ADDITIONAL INFORMATION ON CYTOTOXICITY:
1. Initial Non-activation Mutation Assay-Concentrations at 62.5 and 125 ug/mL were discarded because a sufficient number of higher concentrations were available. The remaining eight treatments induced no cytotoxicity to moderate cytotoxicity (88.3 % (250 ug/mL) to 34.0 % (3000 ug/mL) relative growths).
2. Confirmatory Non-activation Mutation Assay- Concentrations at 62.5 and 125 ug/mL were terminated because there were sufficient higher concentrations available for analysis. The remaining eight concentrations induced no cytotoxicity to high cytotoxicity (120.3 % (250 ug/mL) to 13 % (3500 ug/mL) relative growth).
3. Initial Activation Mutation Assay- Concentrations at 62.5 and 125 ug/mL were terminated because there were sufficient higher concentrations available for analysis. The remaining eight concentrations induced no cytotoxicity (117.2 % to 81.8 % relative growths).
4. Confirmatory Activation Mutation Assay- Concentrations at 62.5 and 125 ug/mL were terminated because there were sufficient higher concentrations available for analysis. The remaining eight concentrations induced no cytotoxicity to moderate cytotoxicity (95.5 % (250 ug/mL) to 39.9 % (3500 ug/mL) relative growths).


OTHER: The average cloning efficiencies for the vehicle control were 91.4 % and 110.9 % without metabolic activation and 96.6 % and 109.5 % with metabolic activation, which demonstrated acceptable cloning conditions for the assays. The positive control cultures induced large increases in mutant frequencies that were greatly in excess of the minimum criteria.
Mutant colonies from all the cultures showed the expected bimodal distribution, and mutant colonies from the positive control cultures showed both small and large colonies.

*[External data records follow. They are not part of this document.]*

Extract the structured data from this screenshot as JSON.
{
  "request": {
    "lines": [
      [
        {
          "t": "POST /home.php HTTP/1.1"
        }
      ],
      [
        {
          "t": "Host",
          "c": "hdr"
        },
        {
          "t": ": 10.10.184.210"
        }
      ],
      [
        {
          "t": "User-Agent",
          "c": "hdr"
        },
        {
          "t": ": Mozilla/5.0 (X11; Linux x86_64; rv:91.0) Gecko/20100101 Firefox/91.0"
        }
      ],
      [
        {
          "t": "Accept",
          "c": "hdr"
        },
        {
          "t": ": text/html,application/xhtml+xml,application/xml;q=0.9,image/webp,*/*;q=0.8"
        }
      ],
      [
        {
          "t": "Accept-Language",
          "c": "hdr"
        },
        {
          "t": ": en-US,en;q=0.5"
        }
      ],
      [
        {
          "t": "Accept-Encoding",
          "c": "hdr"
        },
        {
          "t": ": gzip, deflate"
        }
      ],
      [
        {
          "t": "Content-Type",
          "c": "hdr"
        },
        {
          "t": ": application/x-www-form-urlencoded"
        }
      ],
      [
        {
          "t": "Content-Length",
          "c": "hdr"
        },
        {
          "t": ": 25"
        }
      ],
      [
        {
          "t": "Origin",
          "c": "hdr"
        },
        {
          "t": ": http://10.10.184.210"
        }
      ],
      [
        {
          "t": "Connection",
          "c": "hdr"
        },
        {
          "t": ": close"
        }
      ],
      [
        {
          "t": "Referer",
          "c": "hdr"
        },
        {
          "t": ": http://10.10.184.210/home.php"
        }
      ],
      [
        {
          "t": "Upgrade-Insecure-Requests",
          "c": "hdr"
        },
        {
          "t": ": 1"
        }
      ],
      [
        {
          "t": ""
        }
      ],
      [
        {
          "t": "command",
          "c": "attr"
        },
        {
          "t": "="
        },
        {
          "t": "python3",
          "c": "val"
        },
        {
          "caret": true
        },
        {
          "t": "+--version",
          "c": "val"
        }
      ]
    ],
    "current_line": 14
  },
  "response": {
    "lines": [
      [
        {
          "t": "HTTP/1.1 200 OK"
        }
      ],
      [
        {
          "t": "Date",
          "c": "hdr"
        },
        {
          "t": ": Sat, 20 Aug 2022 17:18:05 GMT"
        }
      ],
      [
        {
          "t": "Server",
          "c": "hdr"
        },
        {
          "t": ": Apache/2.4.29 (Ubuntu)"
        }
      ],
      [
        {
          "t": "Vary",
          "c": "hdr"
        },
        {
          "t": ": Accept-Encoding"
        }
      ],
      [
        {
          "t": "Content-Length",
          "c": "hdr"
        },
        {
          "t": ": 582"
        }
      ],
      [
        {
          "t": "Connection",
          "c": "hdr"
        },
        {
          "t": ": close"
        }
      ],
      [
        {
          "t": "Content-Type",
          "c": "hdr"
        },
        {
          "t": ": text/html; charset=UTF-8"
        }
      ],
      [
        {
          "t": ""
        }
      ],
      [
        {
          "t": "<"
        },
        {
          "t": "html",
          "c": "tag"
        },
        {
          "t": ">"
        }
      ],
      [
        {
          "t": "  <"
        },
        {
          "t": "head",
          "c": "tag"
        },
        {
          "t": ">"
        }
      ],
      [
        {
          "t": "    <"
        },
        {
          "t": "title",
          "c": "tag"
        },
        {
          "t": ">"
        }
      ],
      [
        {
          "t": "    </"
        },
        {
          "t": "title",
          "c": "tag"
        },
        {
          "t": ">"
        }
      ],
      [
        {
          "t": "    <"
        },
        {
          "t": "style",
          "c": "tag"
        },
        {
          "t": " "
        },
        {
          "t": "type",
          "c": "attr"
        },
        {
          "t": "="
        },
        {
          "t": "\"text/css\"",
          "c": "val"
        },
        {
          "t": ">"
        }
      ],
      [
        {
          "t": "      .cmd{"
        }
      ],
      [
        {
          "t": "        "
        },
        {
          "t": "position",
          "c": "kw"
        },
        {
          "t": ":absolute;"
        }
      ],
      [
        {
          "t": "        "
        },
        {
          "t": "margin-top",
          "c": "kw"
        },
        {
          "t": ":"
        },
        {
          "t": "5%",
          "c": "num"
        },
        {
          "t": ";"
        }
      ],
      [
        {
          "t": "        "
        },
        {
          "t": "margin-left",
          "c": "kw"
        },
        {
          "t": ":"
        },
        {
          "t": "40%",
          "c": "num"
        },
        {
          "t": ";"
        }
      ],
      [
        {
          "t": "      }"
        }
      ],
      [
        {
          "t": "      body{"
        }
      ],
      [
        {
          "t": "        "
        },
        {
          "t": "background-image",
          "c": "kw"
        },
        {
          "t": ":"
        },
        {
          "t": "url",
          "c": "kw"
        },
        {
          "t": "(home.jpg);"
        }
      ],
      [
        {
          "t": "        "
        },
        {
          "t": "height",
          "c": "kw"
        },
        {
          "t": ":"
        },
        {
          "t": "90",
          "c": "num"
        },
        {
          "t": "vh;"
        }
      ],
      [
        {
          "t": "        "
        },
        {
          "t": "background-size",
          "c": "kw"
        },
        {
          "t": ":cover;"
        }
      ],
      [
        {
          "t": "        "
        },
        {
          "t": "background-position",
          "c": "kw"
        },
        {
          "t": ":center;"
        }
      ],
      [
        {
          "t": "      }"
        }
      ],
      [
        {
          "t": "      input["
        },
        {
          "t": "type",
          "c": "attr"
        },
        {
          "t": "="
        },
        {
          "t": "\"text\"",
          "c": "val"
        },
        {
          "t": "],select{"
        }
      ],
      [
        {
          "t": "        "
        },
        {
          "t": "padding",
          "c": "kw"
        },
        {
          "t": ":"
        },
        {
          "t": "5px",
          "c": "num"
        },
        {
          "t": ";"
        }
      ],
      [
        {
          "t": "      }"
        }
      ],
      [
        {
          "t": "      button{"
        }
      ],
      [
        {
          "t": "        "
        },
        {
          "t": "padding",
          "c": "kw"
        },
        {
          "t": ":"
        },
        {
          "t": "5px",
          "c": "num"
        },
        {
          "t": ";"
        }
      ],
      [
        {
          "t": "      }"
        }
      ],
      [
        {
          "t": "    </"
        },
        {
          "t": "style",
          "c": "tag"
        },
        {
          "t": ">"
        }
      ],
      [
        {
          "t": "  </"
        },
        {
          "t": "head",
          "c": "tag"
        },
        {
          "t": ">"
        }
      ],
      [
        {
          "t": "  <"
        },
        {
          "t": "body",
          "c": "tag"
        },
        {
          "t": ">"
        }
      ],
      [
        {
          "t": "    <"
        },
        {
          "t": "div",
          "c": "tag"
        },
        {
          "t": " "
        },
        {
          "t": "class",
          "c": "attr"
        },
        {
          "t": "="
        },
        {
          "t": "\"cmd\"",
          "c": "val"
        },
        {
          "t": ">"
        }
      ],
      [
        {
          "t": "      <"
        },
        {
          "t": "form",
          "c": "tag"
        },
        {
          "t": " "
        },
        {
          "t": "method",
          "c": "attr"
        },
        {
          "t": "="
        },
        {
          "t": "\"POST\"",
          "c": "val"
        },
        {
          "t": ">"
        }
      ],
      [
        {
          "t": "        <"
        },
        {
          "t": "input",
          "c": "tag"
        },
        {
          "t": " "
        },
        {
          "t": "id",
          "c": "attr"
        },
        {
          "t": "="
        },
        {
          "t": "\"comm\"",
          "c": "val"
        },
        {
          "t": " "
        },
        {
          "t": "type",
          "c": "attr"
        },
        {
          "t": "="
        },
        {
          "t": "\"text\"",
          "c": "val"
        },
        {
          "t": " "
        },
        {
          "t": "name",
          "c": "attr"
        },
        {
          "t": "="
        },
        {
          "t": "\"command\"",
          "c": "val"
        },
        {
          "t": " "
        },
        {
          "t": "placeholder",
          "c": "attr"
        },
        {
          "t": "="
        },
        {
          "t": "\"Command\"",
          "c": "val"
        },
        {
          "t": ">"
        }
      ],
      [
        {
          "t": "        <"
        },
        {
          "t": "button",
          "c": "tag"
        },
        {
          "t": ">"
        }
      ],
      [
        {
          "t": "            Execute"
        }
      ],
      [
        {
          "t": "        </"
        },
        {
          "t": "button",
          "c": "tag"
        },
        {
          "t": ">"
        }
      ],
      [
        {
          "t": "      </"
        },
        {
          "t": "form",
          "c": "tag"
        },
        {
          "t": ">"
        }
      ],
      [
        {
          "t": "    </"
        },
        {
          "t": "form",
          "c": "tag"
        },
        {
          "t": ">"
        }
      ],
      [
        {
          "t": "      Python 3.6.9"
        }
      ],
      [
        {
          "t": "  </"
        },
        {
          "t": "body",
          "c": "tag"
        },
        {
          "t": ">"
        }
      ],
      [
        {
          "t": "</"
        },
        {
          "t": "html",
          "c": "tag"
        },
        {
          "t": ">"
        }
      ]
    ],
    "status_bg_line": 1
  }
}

Applicant's summary and conclusion

Conclusions:
Under the conditions of this assay, the test substance was reported as negative for inducing forward mutations at the TK locus in L5178Y mouse lymphoma cells (OECD 490) in the presence and absence of Aroclor 1254 induced rat liver S9.
Executive summary:

In a mammalian cell gene mutation assay (Mouse Lymphoma Forward Mutation Assay) cells cultured in vitro were exposed to Sodium tungstate dehydrate at concentrations of 62.5, 125, 250, 500, 1000, 1500, 2000, 2500, 3000 and 3500 µg/mL in the presence and absence of mammalian metabolic activation (S9). Sodium tungstate dihydrate was tested up to cytotoxicity. The positive controls did induce the appropriate response. There was no evidence of induced mutant colonies over background. This study is classified as acceptable. This study satisfies the requirement for Test Guideline OECD 490 for in vitro mutagenicity (mammalian forward gene mutation) data.